October 3, 2007 - 1:22pm

Talk about a guy who was always at the wrong place at the wrong time

The political career of Harold Pareti, a very good natured and popular Bergen County Republican who died on Monday at the age of 85, was ended by the Watergate scandal. Pareti, the longtime Mayor of Carlstadt, was elected to the State Assembly in 1971. He lost his bid for a second term by a wide margin in a Democratic landslide that cost the GOP fourteen Senate seats and 25 Assembly seats in an election that came less than two weeks after the Saturday Night Massacre -- President Richard Nixon's firing of Special Prosecutor Archibald Cox. He was unseated by Democrat Robert Hollenbeck, the cousin of the Harold Hollenbeck, the Republican State Senator from that district.

(Side story: The two leaders of the Bergen GOP, Nelson Gross and Anthony Statile, denied party support to Hollenbeck, who wanted to run for a second term. Hollenbeck, never much of a warrior, dropped his bid for re-election on an insurgent slate when Gross offered him a deal -- the organization line for a seat on the Board of Freeholders. Hollenbeck lost that race in the '73 landslide.)

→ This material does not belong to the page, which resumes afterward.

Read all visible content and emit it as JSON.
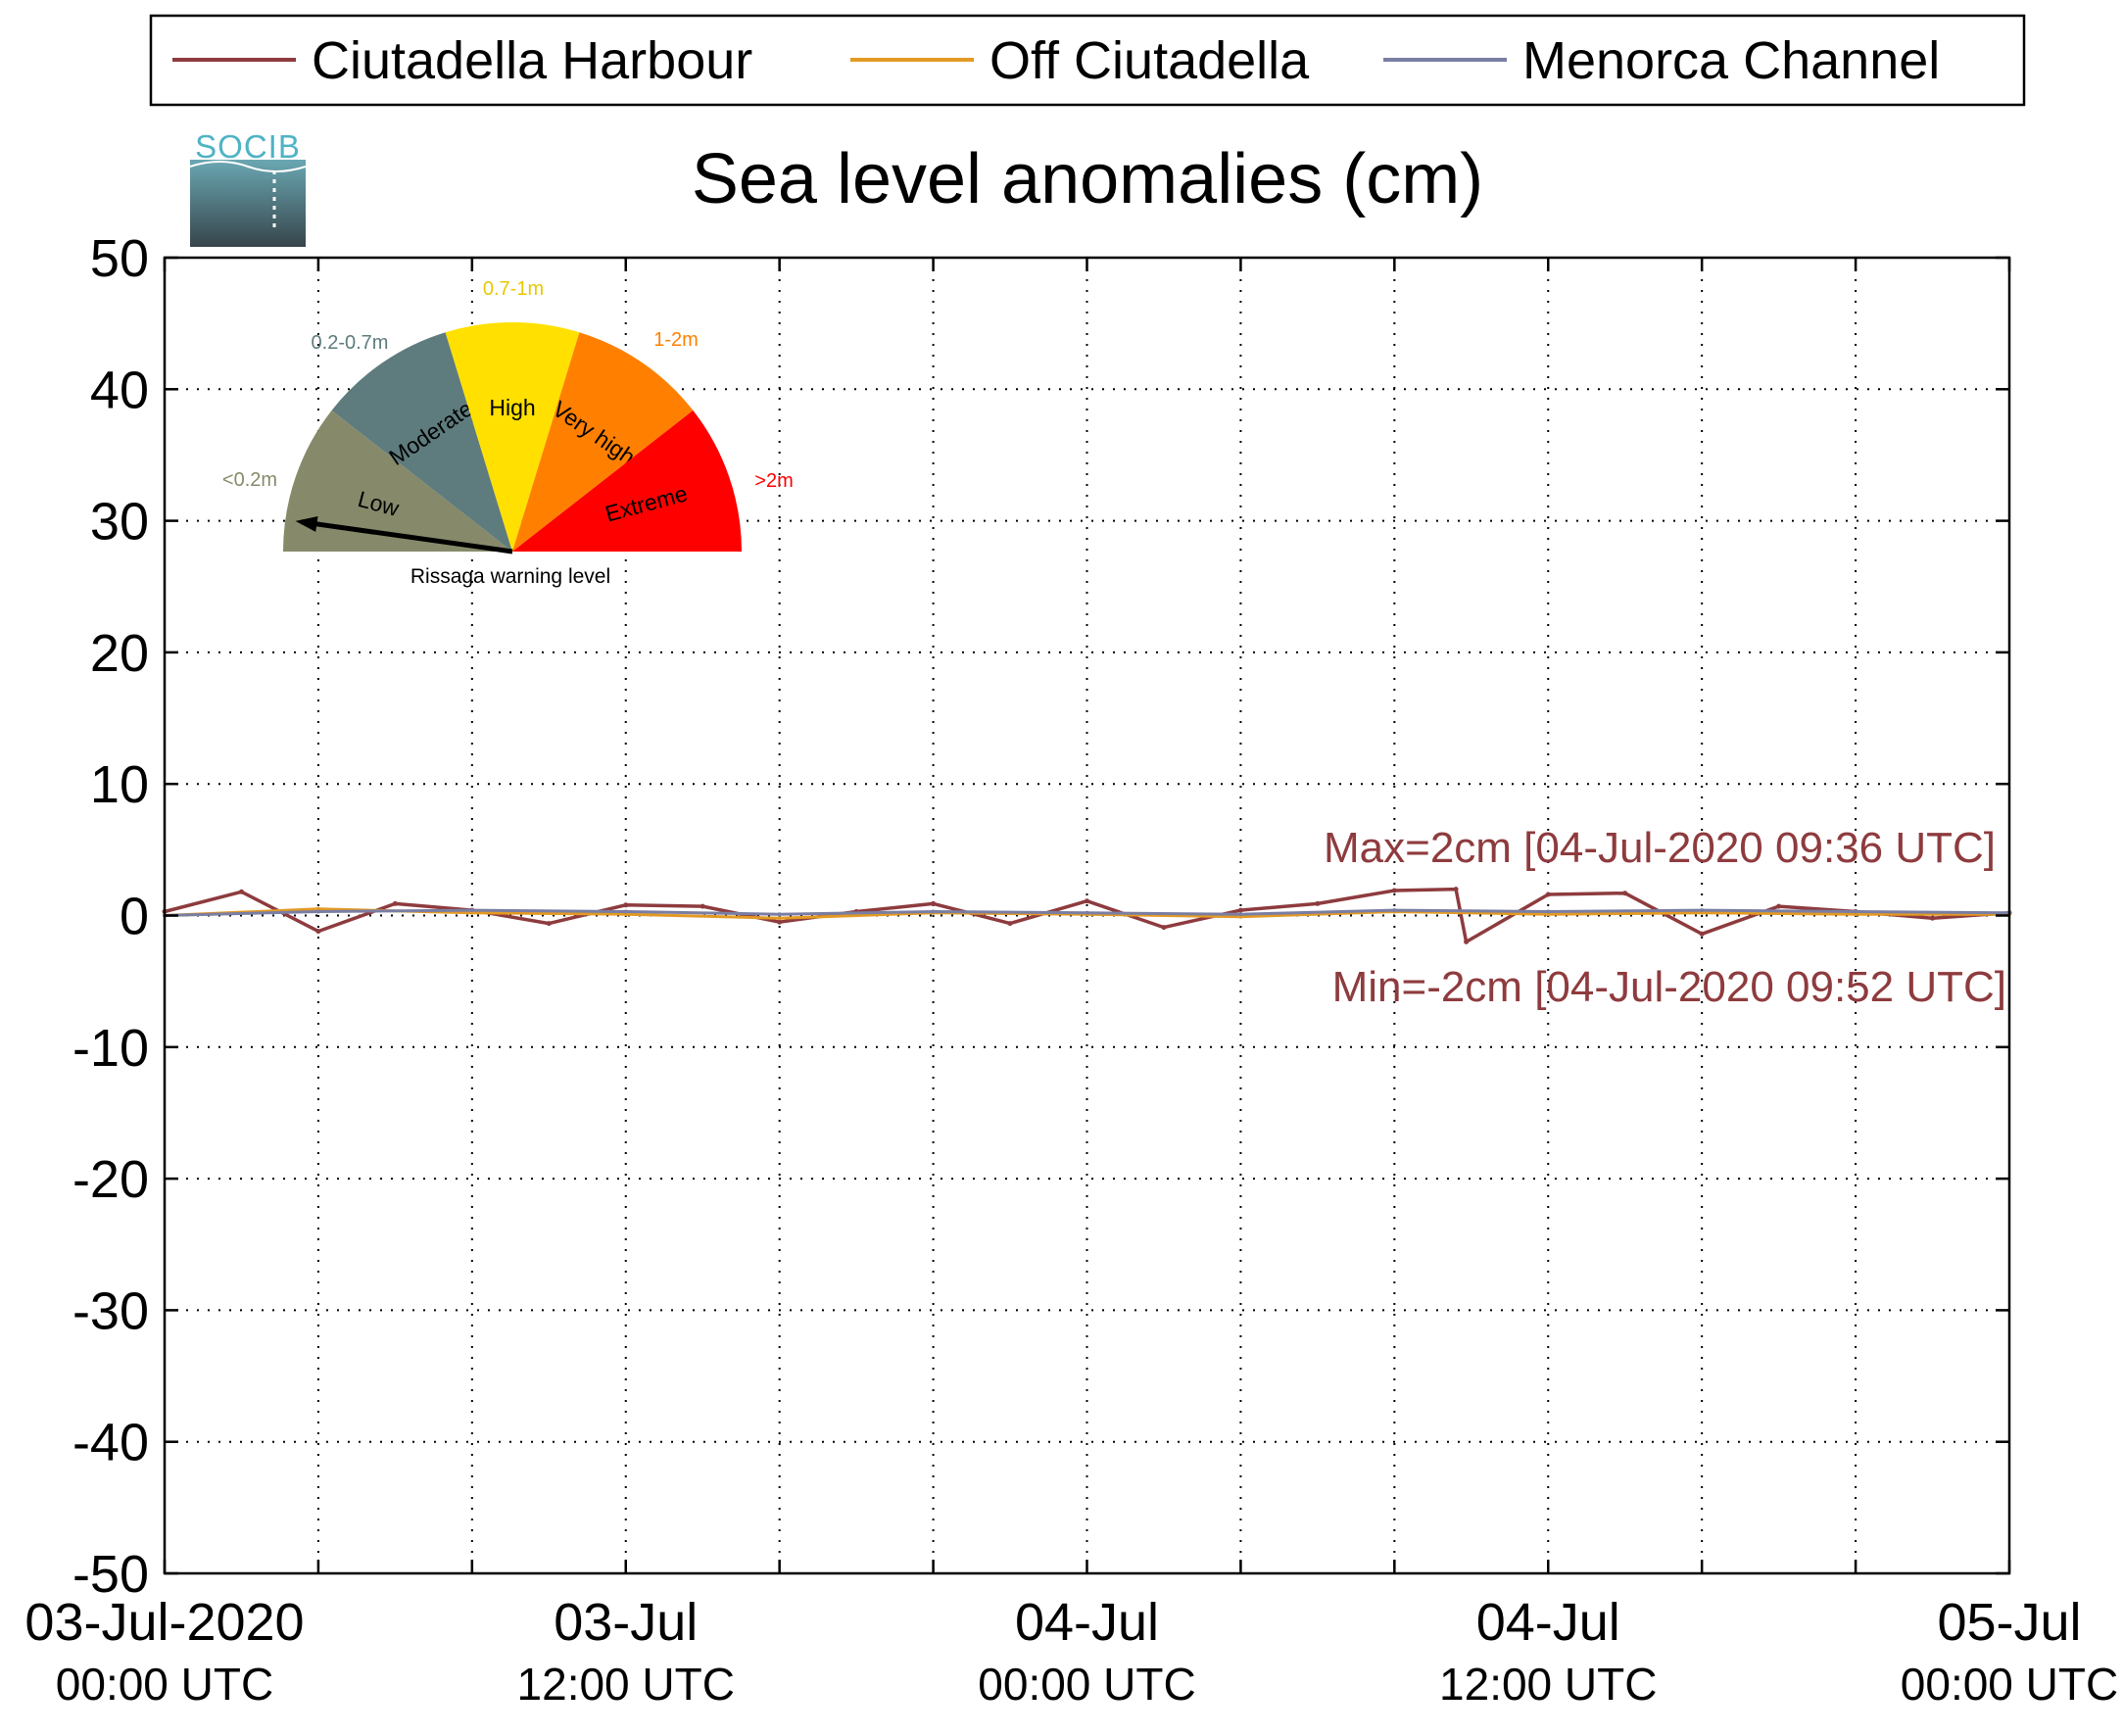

The following year, Pareti ran against five-term Democratic Congressman Henry Helstoski.  (Pareti and Helstoski were old classmates -- they both graduated from East Rutherford High School in 1940.) 1974 was worse for Republicans that 1973 and Pareti lost by a 2-1 margin. Helstoski, fighting allegations of ethical improprieties, lost his seat in 1976 to Cappy Hollenbeck. Pareti ran for the State Senate in 1977 against popular Democratic incumbent Anthony Scardino and lost.